Пыльное треснувшее окно открывало вид на обшарпанные здания – заброшенные цеха, осыпающиеся мозаики на которых до сих пор пели славу коммунизму. От покосившихся ворот проходной Вадик шёл сюда, в главный корпус, лавируя между пластиковыми ёмкостями с ядовито пахнущей тёмной субстанцией. Случайно наступил в лужу, и часть подошвы ботинка осталась в дымящейся чёрной жиже.
Из другого окна приёмной открывался панорамный вид на заброшенную психиатрическую лечебницу, окружённую высоким бетонным забором, увитым кольцами колючей проволоки. Чуть дальше раскинулось старое городское кладбище. За решёткой длинных ржавых прутьев, увенчанных острыми пиками, торчали покосившиеся кресты и осыпающиеся памятники. А напротив – бесконечный ряд щербатых пустых гаражей, реконструкция которых утонула в Перестройке. Чёрные квадратные провалы вместо дверей и скрипящие на ветру остатки крыш.
Яркое описание вакансии требовало высшего образования, знания иностранных языков, опыта работы, коммуникабельности и стрессоустойчивости.
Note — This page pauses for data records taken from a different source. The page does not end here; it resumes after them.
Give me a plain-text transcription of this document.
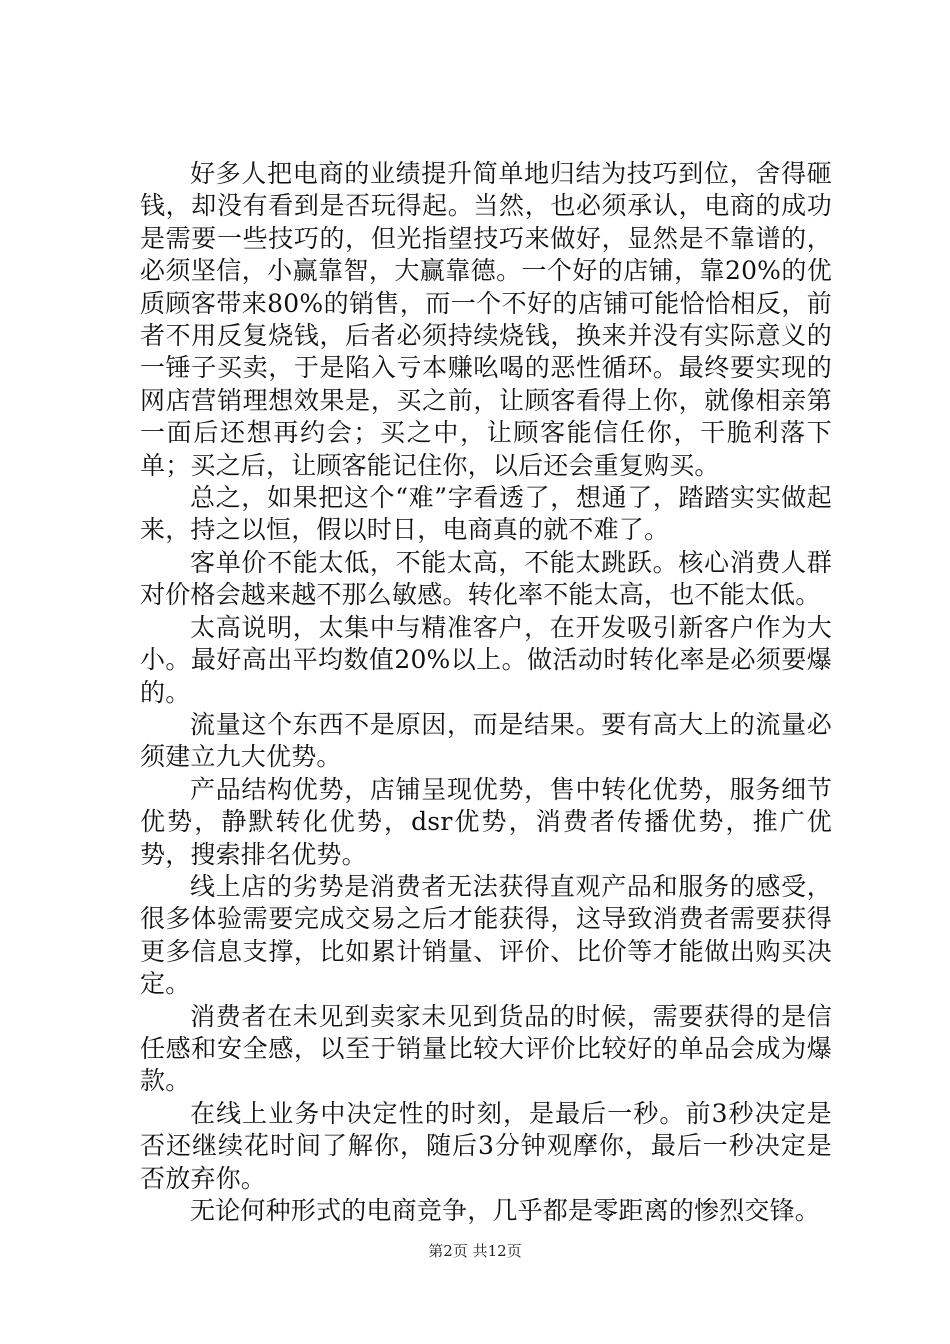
好多人把电商的业绩提升简单地归结为技巧到位，舍得砸钱，却没有看到是否玩得起。当然，也必须承认，电商的成功是需要一些技巧的，但光指望技巧来做好，显然是不靠谱的，必须坚信，小赢靠智，大赢靠德。一个好的店铺，靠20%的优质顾客带来80%的销售，而一个不好的店铺可能恰恰相反，前者不用反复烧钱，后者必须持续烧钱，换来并没有实际意义的一锤子买卖，于是陷入亏本赚吆喝的恶性循环。最终要实现的网店营销理想效果是，买之前，让顾客看得上你，就像相亲第一面后还想再约会；买之中，让顾客能信任你，干脆利落下单；买之后，让顾客能记住你，以后还会重复购买。

总之，如果把这个“难”字看透了，想通了，踏踏实实做起来，持之以恒，假以时日，电商真的就不难了。

客单价不能太低，不能太高，不能太跳跃。核心消费人群对价格会越来越不那么敏感。转化率不能太高，也不能太低。

太高说明，太集中与精准客户，在开发吸引新客户作为大小。最好高出平均数值20%以上。做活动时转化率是必须要爆的。

流量这个东西不是原因，而是结果。要有高大上的流量必须建立九大优势。

产品结构优势，店铺呈现优势，售中转化优势，服务细节优势，静默转化优势，dsr优势，消费者传播优势，推广优势，搜索排名优势。

线上店的劣势是消费者无法获得直观产品和服务的感受，很多体验需要完成交易之后才能获得，这导致消费者需要获得更多信息支撑，比如累计销量、评价、比价等才能做出购买决定。

消费者在未见到卖家未见到货品的时候，需要获得的是信任感和安全感，以至于销量比较大评价比较好的单品会成为爆款。

在线上业务中决定性的时刻，是最后一秒。前3秒决定是否还继续花时间了解你，随后3分钟观摩你，最后一秒决定是否放弃你。

无论何种形式的电商竞争，几乎都是零距离的惨烈交锋。

第2页 共12页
Выразительно вздохнув в телефонную трубку, рекрутёр согласилась сделать Вадику одолжение, пригласив на собеседование.
Из-за двери кабинета директора выскользнула секретарша, пообещав, что кандидата скоро пригласят. Следом за секретаршей донёсся чавкающе-рычащий звук.
Подхватив папку с резюме, Вадик рванул из «приёмной», оставив там ещё часть подошвы. Лучше уж выучиться на плиточника.
Глава 2. Калейдоскоп
Вадик, оставив авто на тротуаре, направился к подъезду. Позвякивая ключами от просторной квартиры, чувствовал, что настали прекрасные времена.
– Купи трубу. – Перед Вадиком покачивался нечёсаный мужик с воспалёнными глазами и лиловой сеточкой капилляров на перекошенном носу. Мужик сопел в лицо Вадика отвратительной вонью и тыкал чем-то ему в грудь.
Брезгливо сунув мужику первую попавшуюся купюру, Вадик побежал к подъезду.
Вечером Вадик в поисках телефона залез в карман пиджака. Оттуда выпал и покатился по ламинату старый калейдоскоп. Цветастый картон трубки поистёрся, на стёклышке виднелись царапины. Вадик не сразу сообразил, что именно эту «трубу» предлагал ему поддатый вонючий мужик. Но Вадик был совершенно уверен, что не брал ничего у алкаша.
Заглянул в линзу. Вместо разноцветных мозаик в пространстве «трубы» виднелось наполовину сгнившее лицо его невесты. Её папаша, облизываясь, грыз человеческие рёбра.
Элитный дом Вадика состоял из раздавленных останков. Скелеты, увешанные ошмётками истлевшей плоти, злобно тянули к Вадику переломанные пальцы. Капот его машины был измазан нечистотами и кровью.
Сам Вадик гнил изнутри. Вместо сердца в грудине перекатывался комок гнойной корки.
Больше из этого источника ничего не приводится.